Some bitcoin users rely entirely on exchange wallets and get by without owning a personal bitcoin wallet. We explain why this is not really a good practice.
If you plan to buy and own bitcoin, then YES, you will need a bitcoin wallet. Your own personal bitcoin wallet. You will ultimately need a place to “store” them.
If you have paper money, you will also need a wallet to store it. However, paper money being physical in nature, can be placed just about anywhere. On the table. In your pocket. In your bank safe deposit box.
In the case of bitcoin, it is a little different.
Bitcoin is digital in form. It is non-physical, and cannot be held or simply placed anywhere. And there isn’t a bitcoin bank.
In the cryptocurrency realm, your bitcoin wallet is more like a bank than a wallet. There isn’t a third party or financial institution which will look after your bitcoin.
You are wholly responsible for your own bitcoin.
Again, this is one of the advantages of cryptocurrencies. You are in total control of your own funds. Nobody can tell you how and where to spend it, or the time of day and daily limit you are allowed to send to another person.
In other words, you have FULL CONTROL.
So yes, you need a bitcoin wallet, if you buy and own bitcoin.
But…crypto exchanges have bitcoin wallets too!
True! But between your wallet and the exchange, the latter is more susceptible to hack attempts by hackers.
The significantly higher value of cryptocurrencies at an exchange compared to a user’s personal wallet, and the effort to hack an exchange that holds more funds seems more worthwhile.
But that’s not the only reason.
In the past, hacks at exchanges that resulted in account holders losing their bitcoin were not uncommon, and it was largely due to lack of awareness on security (both on the part of the exchange and the account holder) that resulted in those incidents.
Today, new people entering the cryptocurrency scene are still running the risk of leaving their bitcoin at the exchange wallet, out of the same lack of awareness about the risks involved with not keeping their own bitcoin.
These days, exchanges are better equipped and have upped their security level. Bitcoin and cryptocurrencies are stored in cold wallets or vaults that make it virtually impossible for an outsider to penetrate in and steal bitcoin.
However, inside jobs are still a possibility.
There is a famous saying that goes “Not your keys, not your bitcoin“. That implies that bitcoin kept at an exchange are held by the private keys that belong to that exchange and not you, even though the exchange wallet may bear your name. Should the exchange stop operating or vanish from existence, the same fate would apply to your bitcoin.

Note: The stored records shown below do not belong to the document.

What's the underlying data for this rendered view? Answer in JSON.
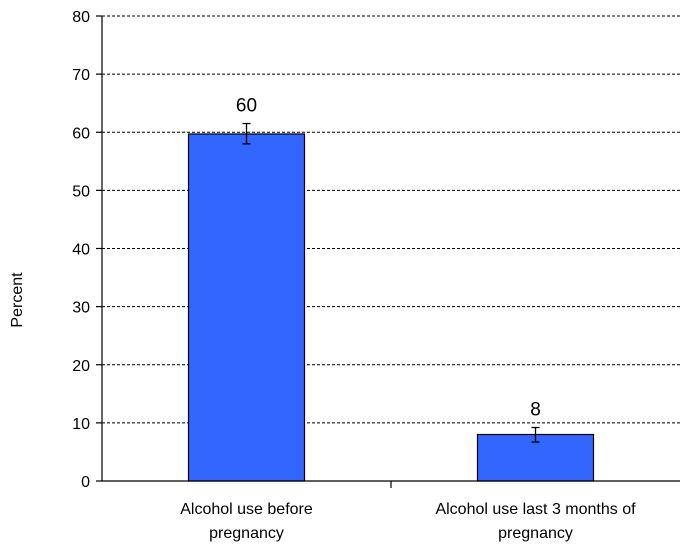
{
  "chart_data": {
    "type": "bar",
    "title": "",
    "xlabel": "",
    "ylabel": "Percent",
    "ylim": [
      0,
      80
    ],
    "yticks": [
      0,
      10,
      20,
      30,
      40,
      50,
      60,
      70,
      80
    ],
    "grid": true,
    "categories": [
      [
        "Alcohol use before",
        "pregnancy"
      ],
      [
        "Alcohol use last 3 months of",
        "pregnancy"
      ]
    ],
    "values": [
      59.7,
      8
    ],
    "error_bars": [
      [
        58.0,
        61.5
      ],
      [
        6.7,
        9.2
      ]
    ],
    "data_labels": [
      "60",
      "8"
    ],
    "bar_color": "#3366ff",
    "bar_edge_color": "#000000"
  }
}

Remember, “Not your keys, not your coin“. You should always retain custody of your own coins, and that means having your bitcoin “stored” in your own wallet, held by your own private keys, wherever possible.
Consider this scenario.
Someone visits a bureau de change or currency exchange and decides to convert US Dollar (USD) to British Pounds (GBP). He looks at the rates and buys some GBP with his dollars. He then realises that he doesn’t need that much, and decides to keep half of the GBP at the exchange (let’s pretend for a moment exchanges do that) and leaves with the other half. Later that day, the exchange is robbed and all the currencies, including his GBP, are stolen. Maybe the exchange is insured against theft and robbery, but that is a separate matter.
A currency exchange doesn’t have a facility where you are allowed to store your money there, but assuming there is, would you leave your money at the currency exchange if you didn’t need the money there and then? If the answer is no, then the same applies with bitcoin that you leave at a cryptocurrency exchange.